Learning Styles
A month or so ago, Becky Hirta blogged that "Learning styles are the academic version of horoscopes." (When I shared that with some colleagues, one immediately planned to develop an "astrological inventory" to give his students to be sure their failure can't be blamed on a conflict between their respective astrological charts. I think he was joking.)
Anyway, with a hat tip to Sherman Dorn who linked to a blog from the Dallas Independent School District (back in August of 2008) that contained the video below, here is the confirmation for what many of us have always suspected:
This is from Professor Daniel Willingham, at the University of Virginia in the Dept of Psychology. His closing remark that "Good Teaching is Good Teaching" really does say it all. Well, not all ...
My example was a student last year who came up to me at the end of class (early in the semester) and said something like "I can't learn this the way you teach it, I'm a visual learner". (The topic was net force = mass * acceleration involving several forces acting on an object.) My response was quick and to the point. "That is why I draw free-body diagrams and motion diagrams on the board, and do demonstrations whenever possible." (Motion diagrams illustrate the sequence of events and/or positions as a function of time when doing kinematic problems.) He looked like he had been hit between the eyes with a 2x4. Stunned. Mouth agape. (I am not making that up. You should have seen his face. He must have gotten a lot of mileage out of that one in the past.) And it was true. Visualization is difficult. Turning words into equations requires some picture of what is going on, in your mind if not on paper, and engineering classes push this to the point of requiring the relevant free-body diagram in every problem whether they ask for it or not. You can't get the problem right if you don't have the right picture, and truly complicated problems (not the toy problems we deal with) make that step essential.

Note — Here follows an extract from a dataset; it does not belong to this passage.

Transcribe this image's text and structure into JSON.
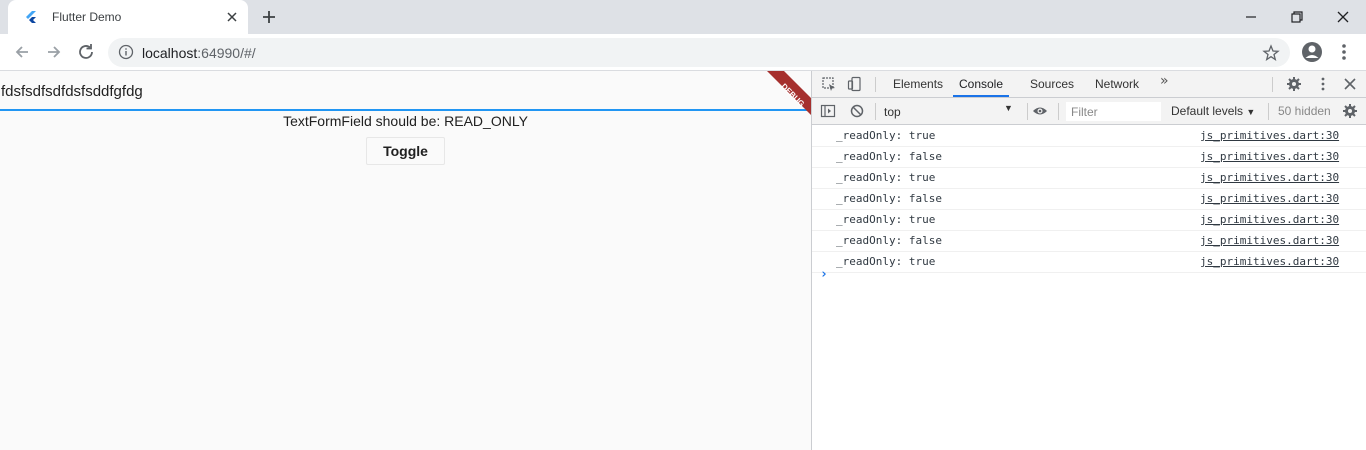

Interestingly, he was a good enough student to suddenly realize that the visual part was there - and that it alone will not supply all of the meaning needed to solve a physics problem. With that excuse gone, he buckled down and earned an excellent grade in that class. I haven't heard that complaint from him again, but I do notice that he is now careful to take notes that include the drawings I put on the board.

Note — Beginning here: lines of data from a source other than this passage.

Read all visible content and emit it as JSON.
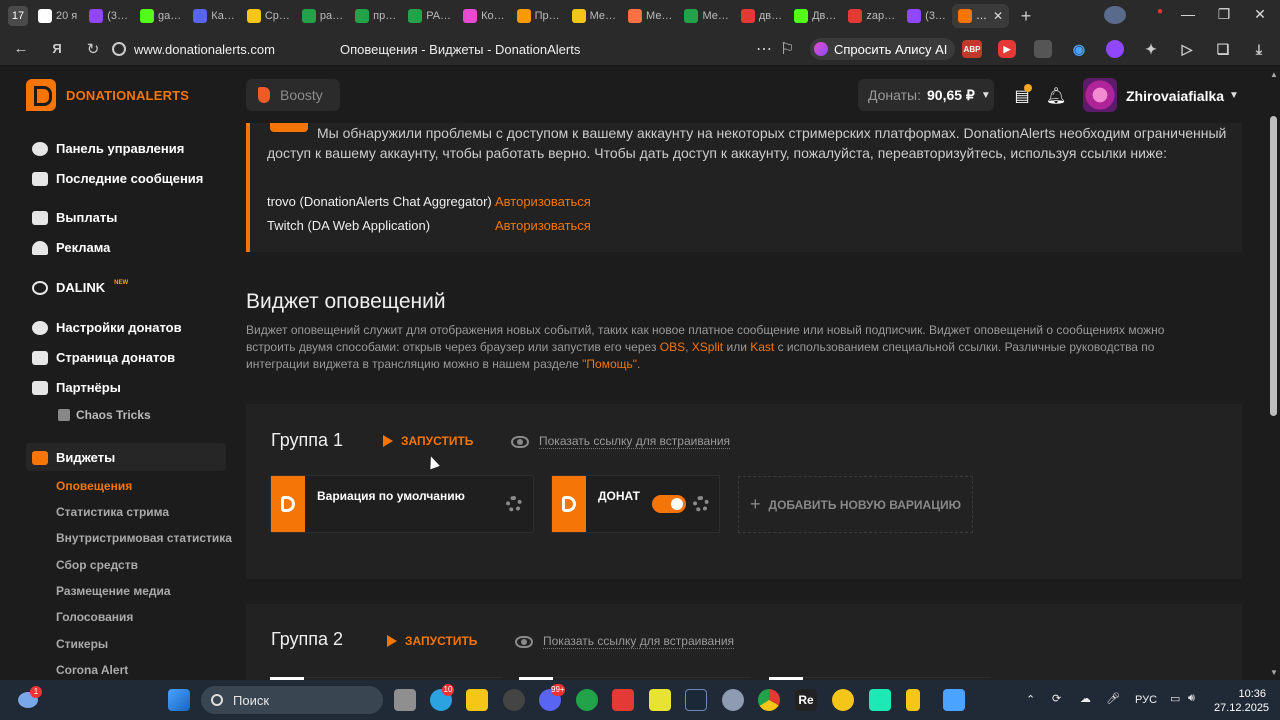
{
  "browser": {
    "tab_count": "17",
    "tabs": [
      {
        "label": "20 я",
        "color": "#ffffff"
      },
      {
        "label": "(3…",
        "color": "#9146ff"
      },
      {
        "label": "ga…",
        "color": "#53fc18"
      },
      {
        "label": "Ка…",
        "color": "#5865f2"
      },
      {
        "label": "Ср…",
        "color": "#f5c518"
      },
      {
        "label": "ра…",
        "color": "#22a34a"
      },
      {
        "label": "пр…",
        "color": "#22a34a"
      },
      {
        "label": "PA…",
        "color": "#22a34a"
      },
      {
        "label": "Ко…",
        "color": "#e84bd2"
      },
      {
        "label": "Пр…",
        "color": "#ff9900"
      },
      {
        "label": "Ме…",
        "color": "#f5c518"
      },
      {
        "label": "Ме…",
        "color": "#ff7043"
      },
      {
        "label": "Ме…",
        "color": "#22a34a"
      },
      {
        "label": "дв…",
        "color": "#e53935"
      },
      {
        "label": "Дв…",
        "color": "#53fc18"
      },
      {
        "label": "zap…",
        "color": "#e53935"
      },
      {
        "label": "(3…",
        "color": "#9146ff"
      },
      {
        "label": "…",
        "color": "#f57507"
      }
    ],
    "url": "www.donationalerts.com",
    "page_title": "Оповещения - Виджеты - DonationAlerts",
    "alice_label": "Спросить Алису AI",
    "abp_label": "ABP"
  },
  "header": {
    "logo_text": "DONATIONALERTS",
    "boosty_label": "Boosty",
    "donates_label": "Донаты:",
    "donates_value": "90,65 ₽",
    "username": "Zhirovaiafialka"
  },
  "sidebar": {
    "items": [
      {
        "label": "Панель управления"
      },
      {
        "label": "Последние сообщения"
      },
      {
        "label": "Выплаты"
      },
      {
        "label": "Реклама"
      },
      {
        "label": "DALINK",
        "badge": "NEW"
      },
      {
        "label": "Настройки донатов"
      },
      {
        "label": "Страница донатов"
      },
      {
        "label": "Партнёры"
      },
      {
        "label": "Виджеты"
      }
    ],
    "partner_sub": "Chaos Tricks",
    "widget_subs": [
      "Оповещения",
      "Статистика стрима",
      "Внутристримовая статистика",
      "Сбор средств",
      "Размещение медиа",
      "Голосования",
      "Стикеры",
      "Corona Alert"
    ]
  },
  "alert": {
    "text": "Мы обнаружили проблемы с доступом к вашему аккаунту на некоторых стримерских платформах. DonationAlerts необходим ограниченный доступ к вашему аккаунту, чтобы работать верно. Чтобы дать доступ к аккаунту, пожалуйста, переавторизуйтесь, используя ссылки ниже:",
    "rows": [
      {
        "platform": "trovo (DonationAlerts Chat Aggregator)",
        "action": "Авторизоваться"
      },
      {
        "platform": "Twitch (DA Web Application)",
        "action": "Авторизоваться"
      }
    ]
  },
  "widget": {
    "title": "Виджет оповещений",
    "desc_1": "Виджет оповещений служит для отображения новых событий, таких как новое платное сообщение или новый подписчик. Виджет оповещений о сообщениях можно встроить двумя способами: открыв через браузер или запустив его через ",
    "obs": "OBS",
    "comma": ", ",
    "xsplit": "XSplit",
    "or": " или ",
    "kast": "Kast",
    "desc_2": " с использованием специальной ссылки. Различные руководства по интеграции виджета в трансляцию можно в нашем разделе ",
    "help": "\"Помощь\"",
    "dot": "."
  },
  "groups": [
    {
      "title": "Группа 1",
      "launch": "ЗАПУСТИТЬ",
      "embed": "Показать ссылку для встраивания",
      "variations": [
        {
          "name": "Вариация по умолчанию"
        },
        {
          "name": "ДОНАТ",
          "enabled": true
        }
      ],
      "add_label": "ДОБАВИТЬ НОВУЮ ВАРИАЦИЮ"
    },
    {
      "title": "Группа 2",
      "launch": "ЗАПУСТИТЬ",
      "embed": "Показать ссылку для встраивания"
    }
  ],
  "taskbar": {
    "search_label": "Поиск",
    "badges": [
      "1",
      "10",
      "99+"
    ],
    "lang": "РУС",
    "time": "10:36",
    "date": "27.12.2025"
  }
}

Reflecting on that story after watching that video was somewhat enlightening. We do all of those things (visual, kinesthetic, verbal) when we solve problems. You can't do it without putting every tool to work in some way. We read the problem. Analyze and pick out key words, translating them into our own vocabulary. (Critical reading.) Construct a picture of what is going on and make a highly stylized drawing, the free-body diagram, that relates what is going on to the algebraic variables and numerical values we were given in the problem. Then we do math. Some might use strengths in one area to help in another, but none can avoid any part of the process.
I think what makes me a good teacher is that I know several ways to bring out each of those steps, making each one of them visible to the students. At that point, the only remaining challenge is to convince them that they need to follow those steps. Somewhere in the past (I am guessing some experience with teachers who could not function without the "teachers manual") they got the idea that there is a magic formula for every problem, and experts know all of those formulas. My biggest job is to convince them that the principles are what matter, and the steps I listed above are the only "magic formula" they need.
Hmmm. I think that will be my theme for the week after Spring Break.
There was something else in that blog by Sherman Dorn, but that needs its own topic. I need to correct my first impression of a new math curriculum now that I see how it fits with what I just wrote up above. That won't get done until Wednesday.
PS -
You might also want to watch a related video from the same professor about "Brain-based Education". Very interesting. It is even more fun to test this by watching a (student produced?) video from a "learner support center" about learning styles ... with the AUDIO OFF! Does this reach non-auditory learners? How can I interact kinesthetically with this video? Why do I have to sit and watch it? One thing that really breaks me up is when the college brings in an outside speaker who gives a LECTURE about how we should not use lectures to convey new material. Right.
4 comments:
Thanks for the post, Dr. Pion. It seems sensible to me. (Then again, I don't think I know a lot about teaching, and Prof. Willingham just confirms my biases, so of course I'm minded to agree with him.)
Do you mean to tell me that Learning Styles have not infested your university in Canada? I don't think a new prof can get hired at our place without saying the right things about it.
While Canada is in some senses idyllic, I would not go so far to say that Canada is a land free of Learning Styles. I was doing mid-term course evaluations and got a comment about how copying down notes was consistent with someone's learning style. (I post my lecture notes on the web: http://patricklam.ca/stqam, and had said "Hey, you do realize that you don't need to copy down what I write, but it's OK if you do.")
I should also point you to a very different view, blogged by mareserinitatis, a sometimes commenter here.
Since I hijacked that discussion with comments that really belong here, I hope ze does the same on my blog.
I shall now try to remain quiet except to add something that came to me after writing that other comment: some of the people who push Learning Styles reject the idea that different people have different abilities. I wonder if they use "style" so they can avoid "ability"?